Friday, November 13, 2009

friday the 13th

Henry Ford would have hated 2009, and not just because it's been a tough year to sell cars. Ford, as the story goes, refused to do business on Friday the 13th, and this week marks the third time this year that the 13th will fall on a Friday — the most times it can happen in one year. In 2009 this applies to the months of February, March, and November. The next year to have three Friday the 13th dates will be 2015.

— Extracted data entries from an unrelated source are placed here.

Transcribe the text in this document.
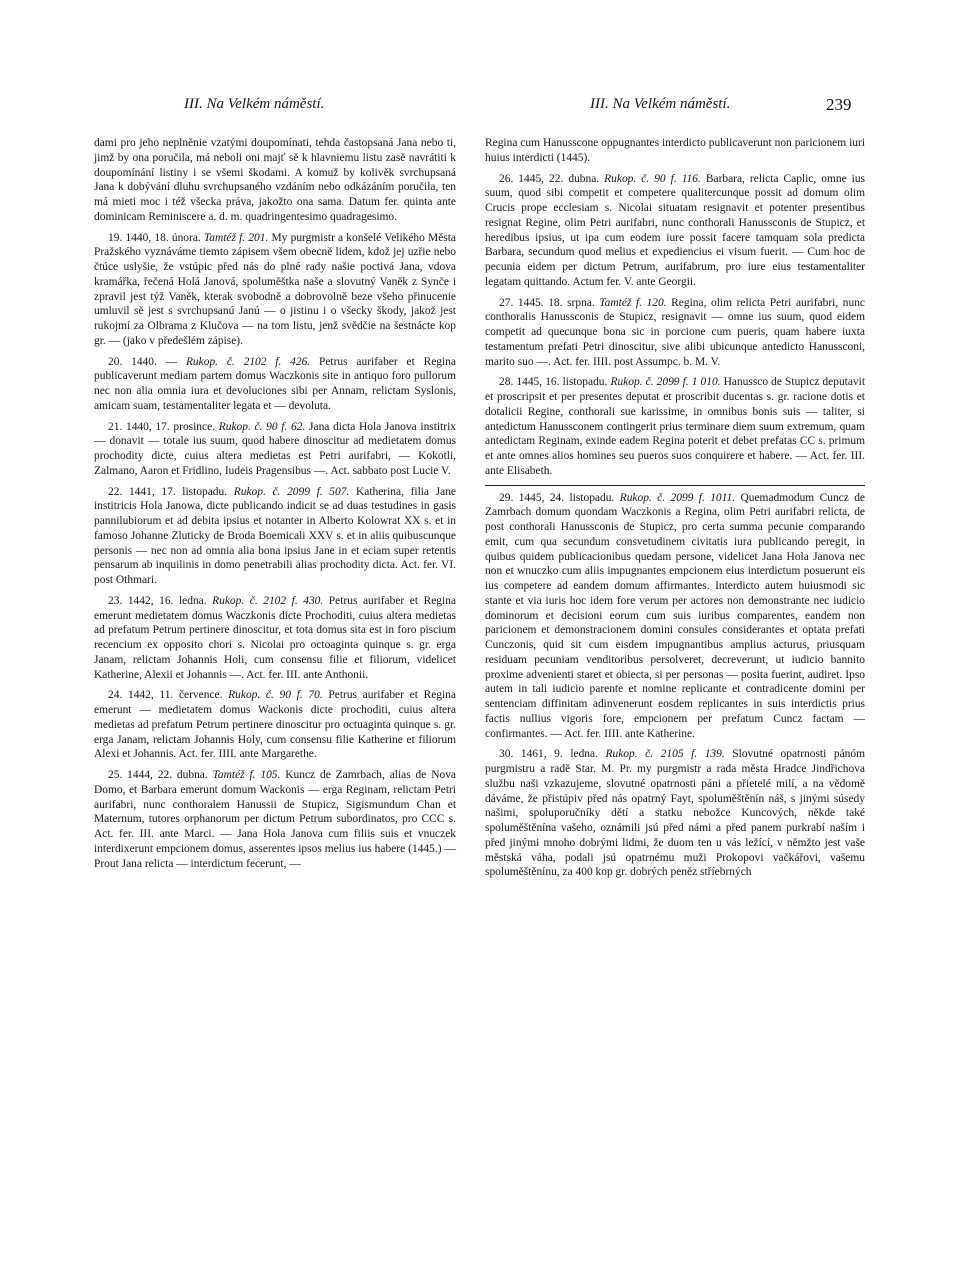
III. Na Velkém náměstí.	III. Na Velkém náměstí.	239

dami pro jeho neplněnie vzatými doupomínati, tehda častopsaná Jana nebo ti, jimž by ona poručila, má neboli oni majť sě k hlavniemu listu zasě navrátiti k doupomínání listiny i se všemi škodami. A komuž by kolivěk svrchupsaná Jana k dobývání dluhu svrchupsaného vzdáním nebo odkázáním poručila, ten má mieti moc i též všecka práva, jakožto ona sama. Datum fer. quinta ante dominicam Reminiscere a. d. m. quadringentesimo quadragesimo.

19. 1440, 18. února. Tamtéž f. 201. My purgmistr a konšelé Velikého Města Pražského vyznáváme tiemto zápisem všem obecně lidem, kdož jej uzřie nebo čtúce uslyšie, že vstúpic před nás do plné rady našie poctivá Jana, vdova kramářka, řečená Holá Janová, spoluměštka naše a slovutný Vaněk z Synče i zpravil jest týž Vaněk, kterak svobodně a dobrovolně beze všeho přinucenie umluvil sě jest s svrchupsanú Janú — o jistinu i o všecky škody, jakož jest rukojmí za Olbrama z Klučova — na tom listu, jenž svědčie na šestnácte kop gr. — (jako v předešlém zápise).

20. 1440. — Rukop. č. 2102 f. 426. Petrus aurifaber et Regina publicaverunt mediam partem domus Waczkonis site in antiquo foro pullorum nec non alia omnia iura et devoluciones sibi per Annam, relictam Syslonis, amicam suam, testamentaliter legata et — devoluta.

21. 1440, 17. prosince. Rukop. č. 90 f. 62. Jana dicta Hola Janova institrix — donavit — totale ius suum, quod habere dinoscitur ad medietatem domus prochodity dicte, cuius altera medietas est Petri aurifabri, — Kokotli, Zalmano, Aaron et Fridlino, Iudeis Pragensibus —. Act. sabbato post Lucie V.

22. 1441, 17. listopadu. Rukop. č. 2099 f. 507. Katherina, filia Jane institricis Hola Janowa, dicte publicando indicit se ad duas testudines in gasis pannilubiorum et ad debita ipsius et notanter in Alberto Kolowrat XX s. et in famoso Johanne Zluticky de Broda Boemicali XXV s. et in aliis quibuscunque personis — nec non ad omnia alia bona ipsius Jane in et eciam super retentis pensarum ab inquilinis in domo penetrabili alias prochodity dicta. Act. fer. VI. post Othmari.

23. 1442, 16. ledna. Rukop. č. 2102 f. 430. Petrus aurifaber et Regina emerunt medietatem domus Waczkonis dicte Prochoditi, cuius altera medietas ad prefatum Petrum pertinere dinoscitur, et tota domus sita est in foro piscium recencium ex opposito chori s. Nicolai pro octoaginta quinque s. gr. erga Janam, relictam Johannis Holi, cum consensu filie et filiorum, videlicet Katherine, Alexii et Johannis —. Act. fer. III. ante Anthonii.

24. 1442, 11. července. Rukop. č. 90 f. 70. Petrus aurifaber et Regina emerunt — medietatem domus Wackonis dicte prochoditi, cuius altera medietas ad prefatum Petrum pertinere dinoscitur pro octuaginta quinque s. gr. erga Janam, relictam Johannis Holy, cum consensu filie Katherine et filiorum Alexi et Johannis. Act. fer. IIII. ante Margarethe.

25. 1444, 22. dubna. Tamtéž f. 105. Kuncz de Zamrbach, alias de Nova Domo, et Barbara emerunt domum Wackonis — erga Reginam, relictam Petri aurifabri, nunc conthoralem Hanussii de Stupicz, Sigismundum Chan et Maternum, tutores orphanorum per dictum Petrum subordinatos, pro CCC s. Act. fer. III. ante Marci. — Jana Hola Janova cum filiis suis et vnuczek interdixerunt empcionem domus, asserentes ipsos melius ius habere (1445.) — Prout Jana relicta — interdictum fecerunt, —

Regina cum Hanusscone oppugnantes interdicto publicaverunt non paricionem iuri huius interdicti (1445).

26. 1445, 22. dubna. Rukop. č. 90 f. 116. Barbara, relicta Caplic, omne ius suum, quod sibi competit et competere qualitercunque possit ad domum olim Crucis prope ecclesiam s. Nicolai situatam resignavit et potenter presentibus resignat Regine, olim Petri aurifabri, nunc conthorali Hanussconis de Stupicz, et heredibus ipsius, ut ipa cum eodem iure possit facere tamquam sola predicta Barbara, secundum quod melius et expediencius ei visum fuerit. — Cum hoc de pecunia eidem per dictum Petrum, aurifabrum, pro iure eius testamentaliter legatam quittando. Actum fer. V. ante Georgii.

27. 1445. 18. srpna. Tamtéž f. 120. Regina, olim relicta Petri aurifabri, nunc conthoralis Hanussconis de Stupicz, resignavit — omne ius suum, quod eidem competit ad quecunque bona sic in porcione cum pueris, quam habere iuxta testamentum prefati Petri dinoscitur, sive alibi ubicunque antedicto Hanussconi, marito suo —. Act. fer. IIII. post Assumpc. b. M. V.

28. 1445, 16. listopadu. Rukop. č. 2099 f. 1 010. Hanussco de Stupicz deputavit et proscripsit et per presentes deputat et proscribit ducentas s. gr. racione dotis et dotalicii Regine, conthorali sue karissime, in omnibus bonis suis — taliter, si antedictum Hanussconem contingerit prius terminare diem suum extremum, quam antedictam Reginam, exinde eadem Regina poterit et debet prefatas CC s. primum et ante omnes alios homines seu pueros suos conquirere et habere. — Act. fer. III. ante Elisabeth.

29. 1445, 24. listopadu. Rukop. č. 2099 f. 1011. Quemadmodum Cuncz de Zamrbach domum quondam Waczkonis a Regina, olim Petri aurifabri relicta, de post conthorali Hanussconis de Stupicz, pro certa summa pecunie comparando emit, cum qua secundum consvetudinem civitatis iura publicando peregit, in quibus quidem publicacionibus quedam persone, videlicet Jana Hola Janova nec non et wnuczko cum aliis impugnantes empcionem eius interdictum posuerunt eis ius competere ad eandem domum affirmantes. Interdicto autem huiusmodi sic stante et via iuris hoc idem fore verum per actores non demonstrante nec iudicio dominorum et decisioni eorum cum suis iuribus comparentes, eandem non paricionem et demonstracionem domini consules considerantes et optata prefati Cunczonis, quid sit cum eisdem impugnantibus amplius acturus, priusquam residuam pecuniam venditoribus persolveret, decreverunt, ut iudicio bannito proxime advenienti staret et obiecta, si per personas — posita fuerint, audiret. Ipso autem in tali iudicio parente et nomine replicante et contradicente domini per sentenciam diffinitam adinvenerunt eosdem replicantes in suis interdictis prius factis nullius vigoris fore, empcionem per prefatum Cuncz factam — confirmantes. — Act. fer. IIII. ante Katherine.

30. 1461, 9. ledna. Rukop. č. 2105 f. 139. Slovutné opatrnosti pánóm purgmistru a radě Star. M. Pr. my purgmistr a rada města Hradce Jindřichova službu naši vzkazujeme, slovutné opatrnosti páni a přietelé milí, a na vědomě dáváme, že přistúpiv před nás opatrný Fayt, spoluměštěnín náš, s jinými súsedy našimi, spoluporučníky dětí a statku nebožce Kuncových, někde také spoluměštěnína vašeho, oznámili jsú před námi a před panem purkrabí naším i před jinými mnoho dobrými lidmi, že duom ten u vás ležící, v němžto jest vaše městská váha, podali jsú opatrnému muži Prokopovi vačkářovi, vašemu spoluměštěnínu, za 400 kop gr. dobrých peněz stříebrných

Fears surrounding the number 13 are as ancient as the act of counting. Primitive man had only his 10 fingers and two feet to represent units, this explanation goes, so he could count no higher than 12. What lay beyond that — 13 — was an impenetrable mystery to our prehistoric forebears, hence an object of superstition. In numerology, the number twelve is considered the number of completeness, as reflected in 12 months of the year, 12 signs of the zodiac, 12 hours of the clock, 12 tribes of Israel, 12 Apostles of Jesus, 12 gods of Olympus, etc., whereas the number thirteen was considered irregular, transgressing this completeness. There is also a superstition, thought by some to derive from the Last Supper that having 13 people seated at a table will result in the death of one of the diners.

Friday's bad reputation goes all the way back to the Garden of Eden. It was on a Friday, supposedly, that Eve tempted Adam with the forbidden fruit, ejecting them from Paradise. Tradition also holds that the Great Flood began on a Friday; God tongue-tied the builders of the Tower of Babel on a Friday; the Temple of Solomon was destroyed on a Friday; and, of course, Friday was the day of the week on which Christ was crucified. It is therefore a day of penance for Christians.

But don't spend the day in the grips of paraskevidekatriaphobia (fear of Friday the 13th): If Wall Street is any indication, Friday the 13th may actually be a lucky day. The stock market, it turns out, tends to do better on Friday the 13th, rising by an average of .04 percent on each of the past 185 Friday the 13ths, according to the Bespoke Investment Group.